A primary [[spontaneous-pneumothorax|spontaneous pneumothorax]] happens out of the blue, classically in a tall, thin young person when a small surface bleb ruptures. A secondary spontaneous one occurs on top of existing lung disease like COPD. Others are traumatic or iatrogenic (after a procedure). Cigarette smoking sharply raises the risk of the spontaneous kind.
Symptoms come on suddenly: sharp pleuritic chest pain on one side and breathlessness. On exam the affected side is hyper-resonant to percussion (air, not fluid) with reduced breath sounds. A chest radiograph confirms it by showing a sharp lung edge with no lung markings beyond.
Tension pneumothorax: the one-way valve
A tension pneumothorax is the dangerous version. The leak acts like a one-way valve: air enters the pleural space with each breath but cannot escape.
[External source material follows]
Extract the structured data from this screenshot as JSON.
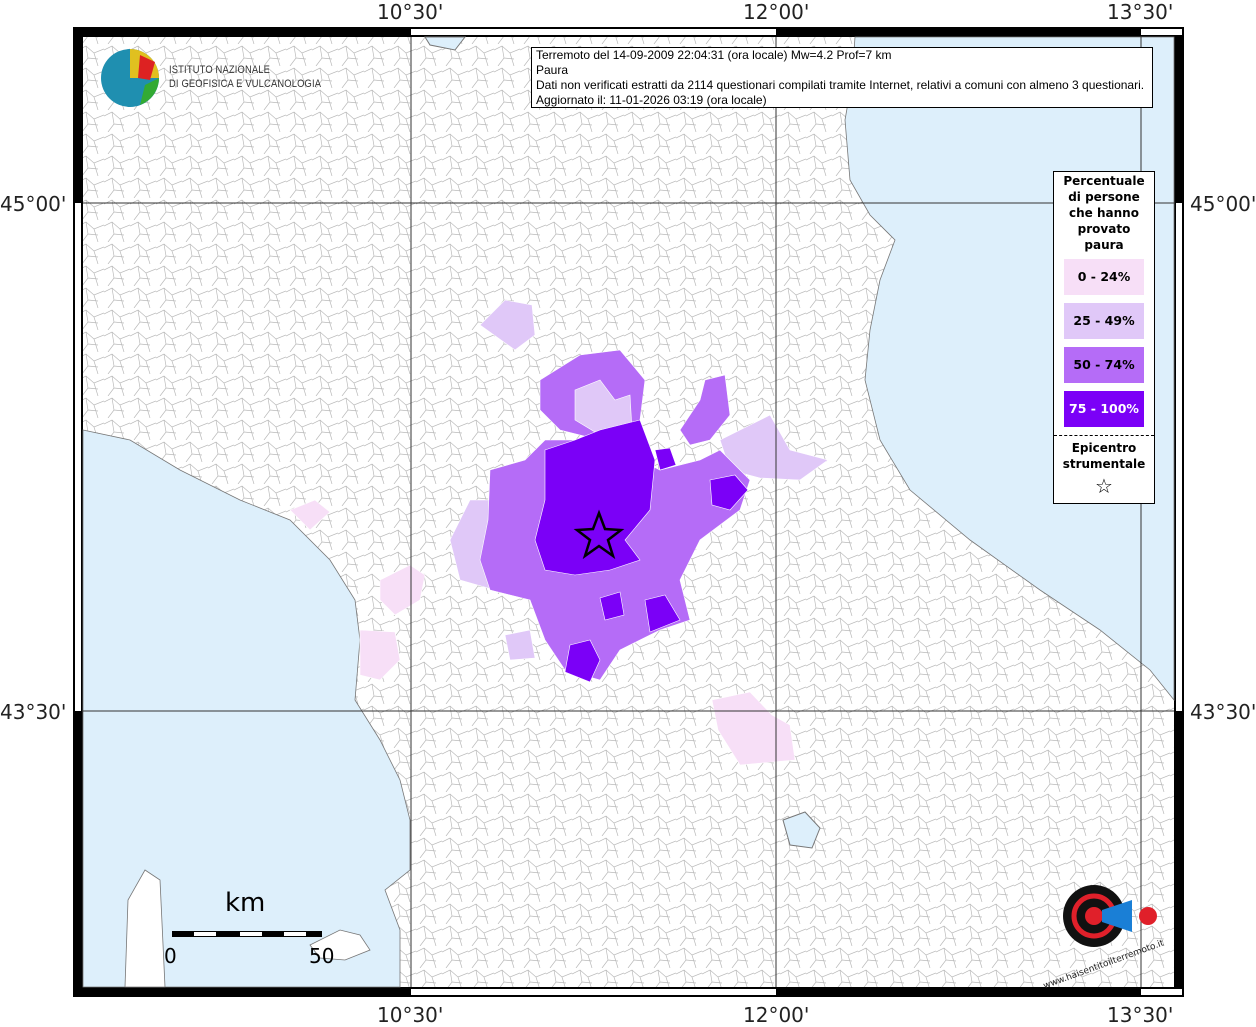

Pressure climbs above atmospheric, the collapsed lung is crushed, and — critically — the rising pressure shoves the mediastinum and heart toward the opposite side, kinking the great veins and choking off the heart's filling.
- Recognize it: sudden breathlessness plus hypotension, distended neck veins, and tracheal deviation away from the bad side.
- Decompress immediately: insert a needle or finger to release the trapped air and convert tension into a simple, open pneumothorax.
- Then place a definitive chest tube to keep the space drained while the leak heals.
Managing the non-tension pneumothorax
Most spontaneous pneumothoraces are not under tension and are handled calmly. A small one in a comfortable patient may just be observed and given oxygen, which speeds reabsorption of the trapped air. A larger or symptomatic one is treated by removing the air — needle aspiration or a small chest tube.